In structure, memory space will be created for all members inside structure. In union memory space will be created only for a member which needs largest memory space. Consider the following code:

struct s_tag
{
   int a;
   long int b;
} x;

struct s_tag
{
   int a;
   long int b;
} x;

union u_tag
{
   int a;
   long int b;
} y;

union u_tag
{
   int a;
   long int b;
} y;

Here there are two members inside struct and union: int and long int. Memory space for int is: 4 byte and Memory space for long int is: 8

So for struct 4+8=12 bytes will be created while 8 bytes will be created for union. I run the following code to see a proof: C

#include<stdio.h>
struct s_tag
{
  int a;
  long int b;
} x;
union u_tag
{
     int a;
     long int b;
} y;
int main()
{
    printf("Memory allocation for structure = %d", sizeof(x));
    printf("\nMemory allocation for union = %d", sizeof(y));
    return 0;
}

But I can see the following output:

Memory allocation for structure = 16
Memory allocation for union = 8

Why memory allocation for struct is 16 instead of 12? Is there any wrong in my understanding?

Answer 1

Most likely the requirement for aligning memory access on X byte boundaries.
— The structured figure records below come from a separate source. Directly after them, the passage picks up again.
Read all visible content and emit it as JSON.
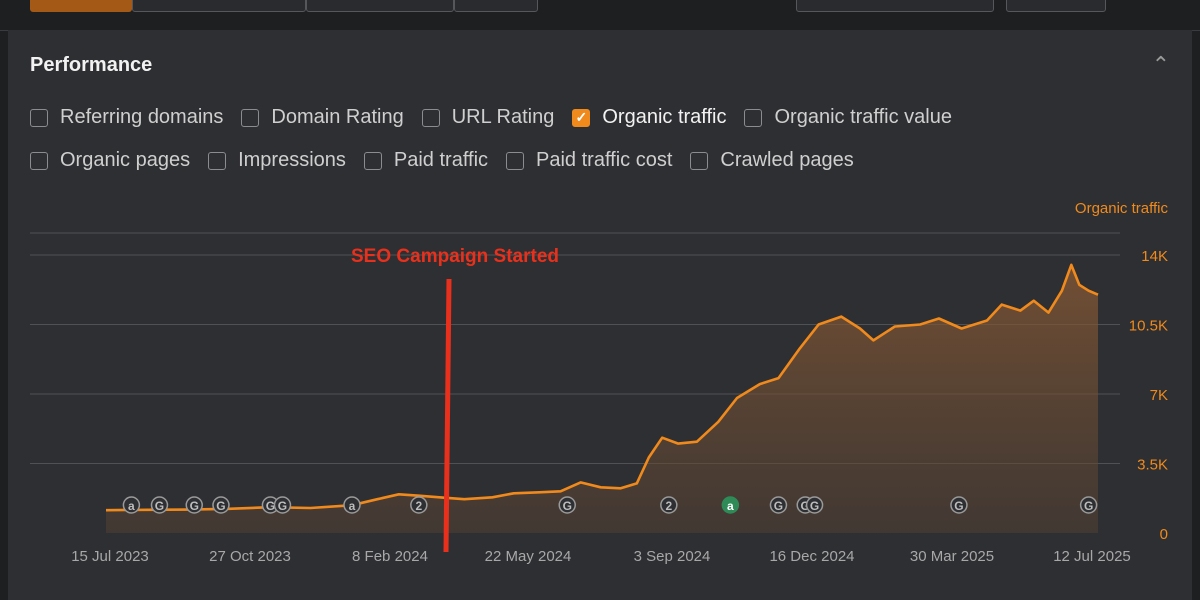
{
  "panel": {
    "title": "Performance"
  },
  "metrics_row1": [
    {
      "label": "Referring domains",
      "checked": false
    },
    {
      "label": "Domain Rating",
      "checked": false
    },
    {
      "label": "URL Rating",
      "checked": false
    },
    {
      "label": "Organic traffic",
      "checked": true
    },
    {
      "label": "Organic traffic value",
      "checked": false
    }
  ],
  "metrics_row2": [
    {
      "label": "Organic pages",
      "checked": false
    },
    {
      "label": "Impressions",
      "checked": false
    },
    {
      "label": "Paid traffic",
      "checked": false
    },
    {
      "label": "Paid traffic cost",
      "checked": false
    },
    {
      "label": "Crawled pages",
      "checked": false
    }
  ],
  "colors": {
    "accent": "#f08a1c",
    "annotation": "#e8301c"
  },
  "chart_data": {
    "type": "area",
    "series_name": "Organic traffic",
    "axis_title": "Organic traffic",
    "y_ticks": [
      "0",
      "3.5K",
      "7K",
      "10.5K",
      "14K"
    ],
    "ylim": [
      0,
      14000
    ],
    "x_ticks": [
      "15 Jul 2023",
      "27 Oct 2023",
      "8 Feb 2024",
      "22 May 2024",
      "3 Sep 2024",
      "16 Dec 2024",
      "30 Mar 2025",
      "12 Jul 2025"
    ],
    "x_start": "2023-07-01",
    "x_end": "2025-07-15",
    "points": [
      {
        "d": "2023-07-01",
        "v": 1150
      },
      {
        "d": "2023-08-01",
        "v": 1170
      },
      {
        "d": "2023-09-01",
        "v": 1180
      },
      {
        "d": "2023-10-01",
        "v": 1220
      },
      {
        "d": "2023-11-01",
        "v": 1300
      },
      {
        "d": "2023-12-01",
        "v": 1260
      },
      {
        "d": "2024-01-01",
        "v": 1400
      },
      {
        "d": "2024-01-20",
        "v": 1700
      },
      {
        "d": "2024-02-05",
        "v": 1950
      },
      {
        "d": "2024-02-20",
        "v": 1880
      },
      {
        "d": "2024-03-10",
        "v": 1780
      },
      {
        "d": "2024-03-25",
        "v": 1700
      },
      {
        "d": "2024-04-15",
        "v": 1800
      },
      {
        "d": "2024-05-01",
        "v": 2000
      },
      {
        "d": "2024-05-20",
        "v": 2050
      },
      {
        "d": "2024-06-05",
        "v": 2100
      },
      {
        "d": "2024-06-20",
        "v": 2550
      },
      {
        "d": "2024-07-05",
        "v": 2300
      },
      {
        "d": "2024-07-20",
        "v": 2250
      },
      {
        "d": "2024-08-01",
        "v": 2500
      },
      {
        "d": "2024-08-10",
        "v": 3800
      },
      {
        "d": "2024-08-20",
        "v": 4800
      },
      {
        "d": "2024-09-01",
        "v": 4500
      },
      {
        "d": "2024-09-15",
        "v": 4600
      },
      {
        "d": "2024-10-01",
        "v": 5600
      },
      {
        "d": "2024-10-15",
        "v": 6800
      },
      {
        "d": "2024-11-01",
        "v": 7500
      },
      {
        "d": "2024-11-15",
        "v": 7800
      },
      {
        "d": "2024-12-01",
        "v": 9300
      },
      {
        "d": "2024-12-15",
        "v": 10500
      },
      {
        "d": "2025-01-01",
        "v": 10900
      },
      {
        "d": "2025-01-15",
        "v": 10300
      },
      {
        "d": "2025-01-25",
        "v": 9700
      },
      {
        "d": "2025-02-10",
        "v": 10400
      },
      {
        "d": "2025-03-01",
        "v": 10500
      },
      {
        "d": "2025-03-15",
        "v": 10800
      },
      {
        "d": "2025-04-01",
        "v": 10300
      },
      {
        "d": "2025-04-20",
        "v": 10700
      },
      {
        "d": "2025-05-01",
        "v": 11500
      },
      {
        "d": "2025-05-15",
        "v": 11200
      },
      {
        "d": "2025-05-25",
        "v": 11700
      },
      {
        "d": "2025-06-05",
        "v": 11100
      },
      {
        "d": "2025-06-15",
        "v": 12200
      },
      {
        "d": "2025-06-22",
        "v": 13500
      },
      {
        "d": "2025-06-28",
        "v": 12500
      },
      {
        "d": "2025-07-05",
        "v": 12200
      },
      {
        "d": "2025-07-12",
        "v": 12000
      }
    ],
    "annotation": {
      "label": "SEO Campaign Started",
      "date": "2024-03-01"
    },
    "event_markers": [
      {
        "d": "2023-07-20",
        "label": "a"
      },
      {
        "d": "2023-08-10",
        "label": "G"
      },
      {
        "d": "2023-09-05",
        "label": "G"
      },
      {
        "d": "2023-09-25",
        "label": "G"
      },
      {
        "d": "2023-11-01",
        "label": "G"
      },
      {
        "d": "2023-11-10",
        "label": "G"
      },
      {
        "d": "2024-01-01",
        "label": "a"
      },
      {
        "d": "2024-02-20",
        "label": "2"
      },
      {
        "d": "2024-06-10",
        "label": "G"
      },
      {
        "d": "2024-08-25",
        "label": "2"
      },
      {
        "d": "2024-10-10",
        "label": "a"
      },
      {
        "d": "2024-11-15",
        "label": "G"
      },
      {
        "d": "2024-12-05",
        "label": "G"
      },
      {
        "d": "2024-12-12",
        "label": "G"
      },
      {
        "d": "2025-03-30",
        "label": "G"
      },
      {
        "d": "2025-07-05",
        "label": "G"
      }
    ]
  }
}
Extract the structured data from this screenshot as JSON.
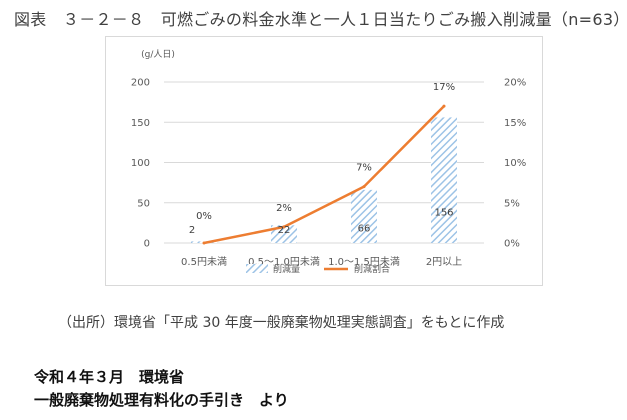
{
  "figure_title": "図表　３－２－８　可燃ごみの料金水準と一人１日当たりごみ搬入削減量（n=63）",
  "source_note": "（出所）環境省「平成 30 年度一般廃棄物処理実態調査」をもとに作成",
  "footer": {
    "line1": "令和４年３月　環境省",
    "line2": "一般廃棄物処理有料化の手引き　より"
  },
  "chart_data": {
    "type": "bar+line",
    "categories": [
      "0.5円未満",
      "0.5～1.0円未満",
      "1.0～1.5円未満",
      "2円以上"
    ],
    "left_axis": {
      "label": "(g/人日)",
      "ylim": [
        0,
        200
      ],
      "ticks": [
        "0",
        "50",
        "100",
        "150",
        "200"
      ]
    },
    "right_axis": {
      "ylim": [
        0,
        20
      ],
      "ticks": [
        "0%",
        "5%",
        "10%",
        "15%",
        "20%"
      ]
    },
    "grid": true,
    "legend_position": "bottom",
    "series": [
      {
        "name": "削減量",
        "kind": "bar",
        "axis": "left",
        "values": [
          2,
          22,
          66,
          156
        ],
        "labels": [
          "2",
          "22",
          "66",
          "156"
        ],
        "color": "#9dc3e6"
      },
      {
        "name": "削減割合",
        "kind": "line",
        "axis": "right",
        "values": [
          0,
          2,
          7,
          17
        ],
        "labels": [
          "0%",
          "2%",
          "7%",
          "17%"
        ],
        "color": "#ed7d31"
      }
    ]
  }
}
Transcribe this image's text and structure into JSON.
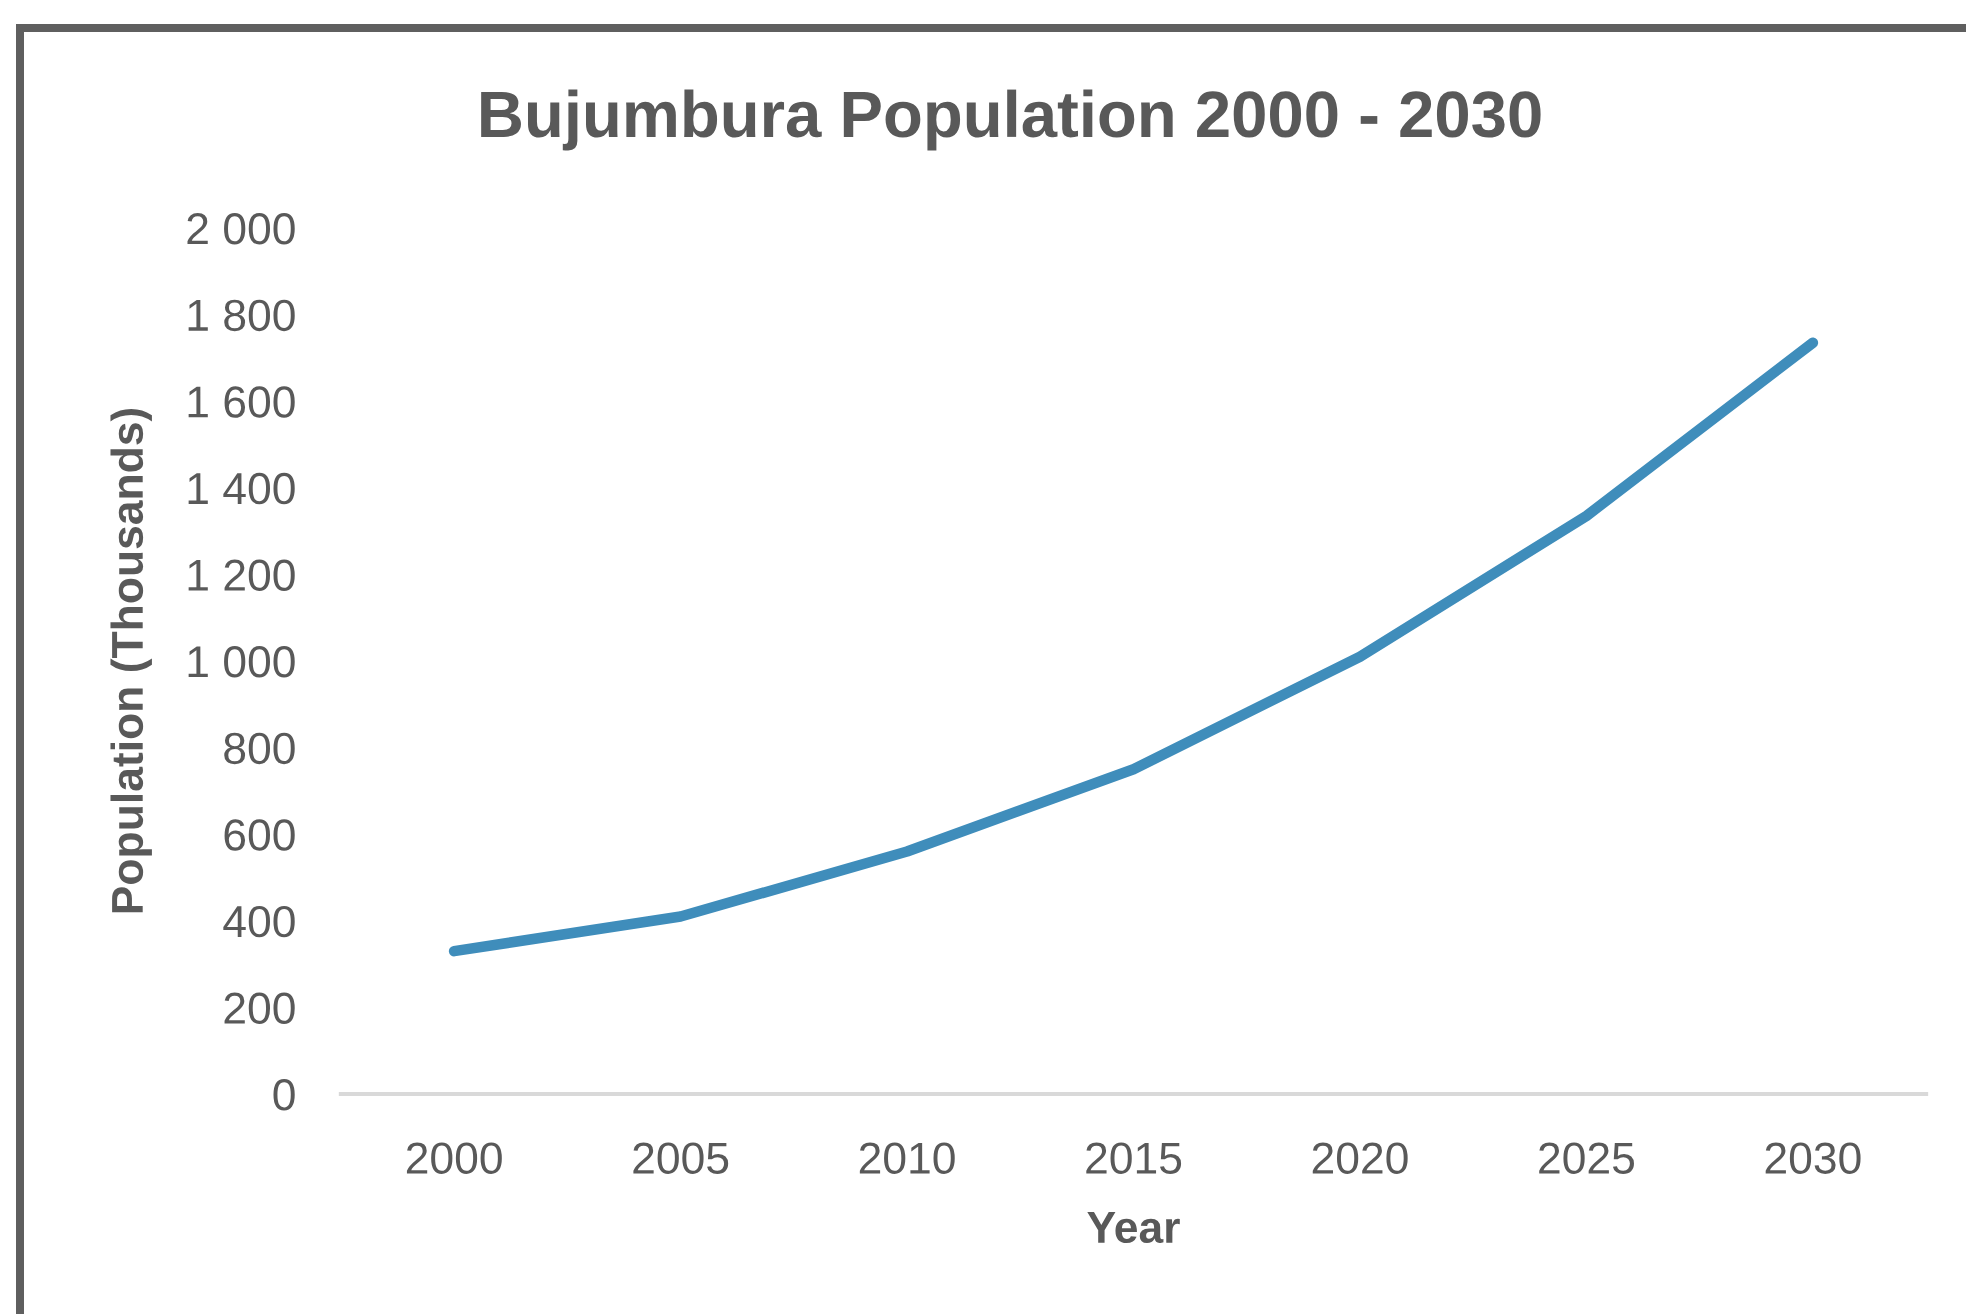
{
  "chart_data": {
    "type": "line",
    "title": "Bujumbura Population 2000 - 2030",
    "xlabel": "Year",
    "ylabel": "Population (Thousands)",
    "categories": [
      "2000",
      "2005",
      "2010",
      "2015",
      "2020",
      "2025",
      "2030"
    ],
    "series": [
      {
        "color": "#3f8dbb",
        "values": [
          330,
          410,
          560,
          750,
          1010,
          1335,
          1735
        ]
      }
    ],
    "ylim": [
      0,
      2000
    ],
    "yticks": [
      0,
      200,
      400,
      600,
      800,
      {
        "value": 1000,
        "label": "1 000"
      },
      {
        "value": 1200,
        "label": "1 200"
      },
      {
        "value": 1400,
        "label": "1 400"
      },
      {
        "value": 1600,
        "label": "1 600"
      },
      {
        "value": 1800,
        "label": "1 800"
      },
      {
        "value": 2000,
        "label": "2 000"
      }
    ],
    "grid": false,
    "marker": "none",
    "line_style": "solid"
  }
}
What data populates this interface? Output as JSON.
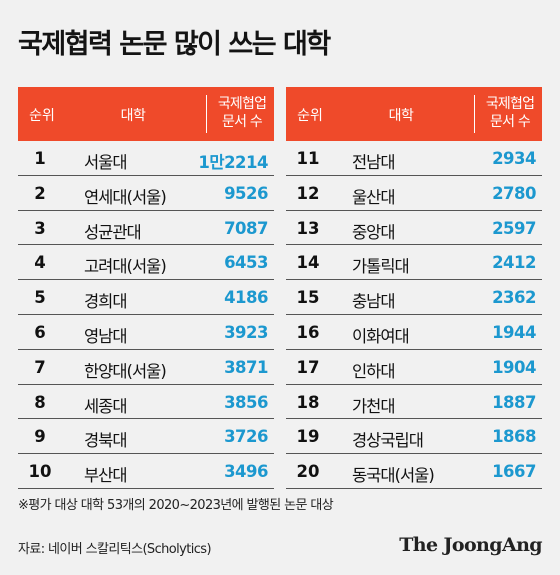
{
  "title": "국제협력 논문 많이 쓰는 대학",
  "headers": {
    "rank": "순위",
    "university": "대학",
    "count_line1": "국제협업",
    "count_line2": "문서 수"
  },
  "left_rows": [
    {
      "rank": "1",
      "name": "서울대",
      "value": "1만2214"
    },
    {
      "rank": "2",
      "name": "연세대(서울)",
      "value": "9526"
    },
    {
      "rank": "3",
      "name": "성균관대",
      "value": "7087"
    },
    {
      "rank": "4",
      "name": "고려대(서울)",
      "value": "6453"
    },
    {
      "rank": "5",
      "name": "경희대",
      "value": "4186"
    },
    {
      "rank": "6",
      "name": "영남대",
      "value": "3923"
    },
    {
      "rank": "7",
      "name": "한양대(서울)",
      "value": "3871"
    },
    {
      "rank": "8",
      "name": "세종대",
      "value": "3856"
    },
    {
      "rank": "9",
      "name": "경북대",
      "value": "3726"
    },
    {
      "rank": "10",
      "name": "부산대",
      "value": "3496"
    }
  ],
  "right_rows": [
    {
      "rank": "11",
      "name": "전남대",
      "value": "2934"
    },
    {
      "rank": "12",
      "name": "울산대",
      "value": "2780"
    },
    {
      "rank": "13",
      "name": "중앙대",
      "value": "2597"
    },
    {
      "rank": "14",
      "name": "가톨릭대",
      "value": "2412"
    },
    {
      "rank": "15",
      "name": "충남대",
      "value": "2362"
    },
    {
      "rank": "16",
      "name": "이화여대",
      "value": "1944"
    },
    {
      "rank": "17",
      "name": "인하대",
      "value": "1904"
    },
    {
      "rank": "18",
      "name": "가천대",
      "value": "1887"
    },
    {
      "rank": "19",
      "name": "경상국립대",
      "value": "1868"
    },
    {
      "rank": "20",
      "name": "동국대(서울)",
      "value": "1667"
    }
  ],
  "footnote": "※평가 대상 대학 53개의 2020~2023년에 발행된 논문 대상",
  "source": "자료: 네이버 스칼리틱스(Scholytics)",
  "brand": "The JoongAng",
  "colors": {
    "header": "#ef4a2a",
    "value": "#1c98cf",
    "background": "#f1f1f1"
  }
}
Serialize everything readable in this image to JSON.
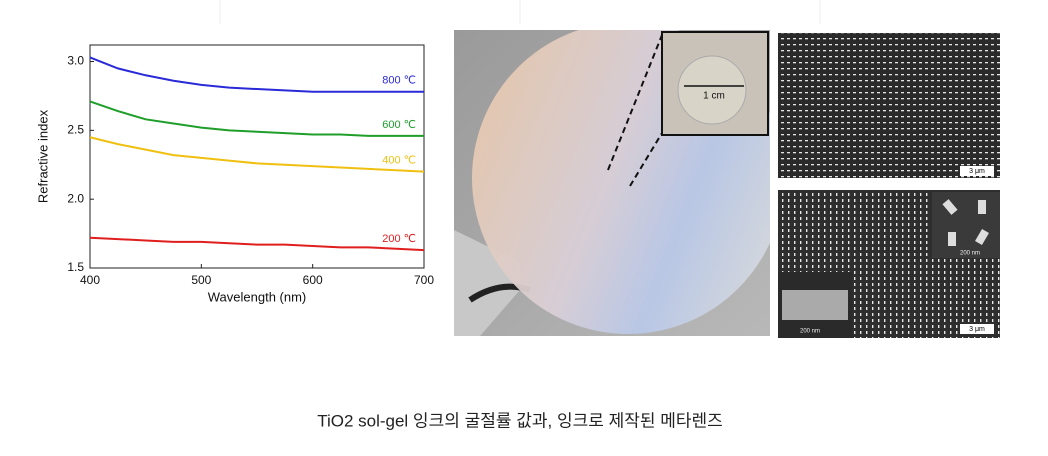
{
  "chart_data": {
    "type": "line",
    "x_label": "Wavelength (nm)",
    "y_label": "Refractive index",
    "x": [
      400,
      425,
      450,
      475,
      500,
      525,
      550,
      575,
      600,
      625,
      650,
      675,
      700
    ],
    "series": [
      {
        "name": "800 ℃",
        "color": "#2a2ad8",
        "values": [
          3.03,
          2.95,
          2.9,
          2.86,
          2.83,
          2.81,
          2.8,
          2.79,
          2.78,
          2.78,
          2.78,
          2.78,
          2.78
        ]
      },
      {
        "name": "600 ℃",
        "color": "#1f9e2a",
        "values": [
          2.71,
          2.64,
          2.58,
          2.55,
          2.52,
          2.5,
          2.49,
          2.48,
          2.47,
          2.47,
          2.46,
          2.46,
          2.46
        ]
      },
      {
        "name": "400 ℃",
        "color": "#f0c010",
        "values": [
          2.45,
          2.4,
          2.36,
          2.32,
          2.3,
          2.28,
          2.26,
          2.25,
          2.24,
          2.23,
          2.22,
          2.21,
          2.2
        ]
      },
      {
        "name": "200 ℃",
        "color": "#e01e1e",
        "values": [
          1.72,
          1.71,
          1.7,
          1.69,
          1.69,
          1.68,
          1.67,
          1.67,
          1.66,
          1.65,
          1.65,
          1.64,
          1.63
        ]
      }
    ],
    "xlim": [
      400,
      700
    ],
    "xticks": [
      400,
      500,
      600,
      700
    ],
    "ylim": [
      1.5,
      3.12
    ],
    "yticks": [
      1.5,
      {
        "value": 2,
        "label": "2.0"
      },
      2.5,
      {
        "value": 3,
        "label": "3.0"
      }
    ]
  },
  "figure_labels": {
    "inset_scale": "1 cm",
    "sem_top_scale": "3 μm",
    "sem_bottom_scale": "3 μm",
    "inset_top_scale": "200 nm",
    "inset_side_scale": "200 nm"
  },
  "caption": "TiO2 sol-gel 잉크의 굴절률 값과, 잉크로 제작된 메타렌즈"
}
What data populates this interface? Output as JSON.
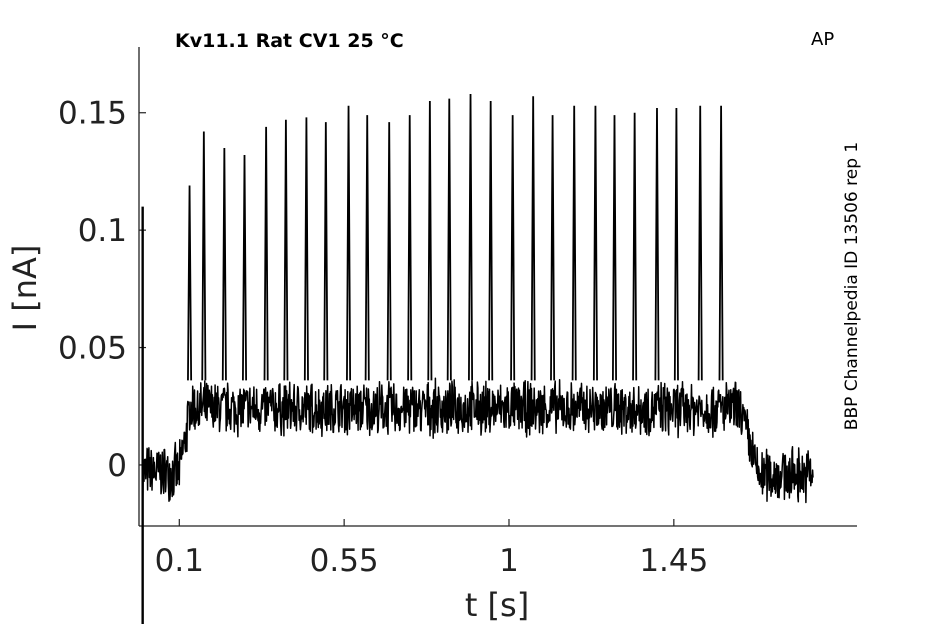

Also, it's up to the compiler - it can do what it likes.

Answer 2

The compiler adds invisible padding bytes between the two struct members which make sure that the address of the long member is a multiple of sizeof(long), so that the variable is correctly aligned in memory. Depending on the CPU architecture, if a variable is not correctly aligned, accesses to it might crash the program, result in incorrect values, just be slow or work as expected.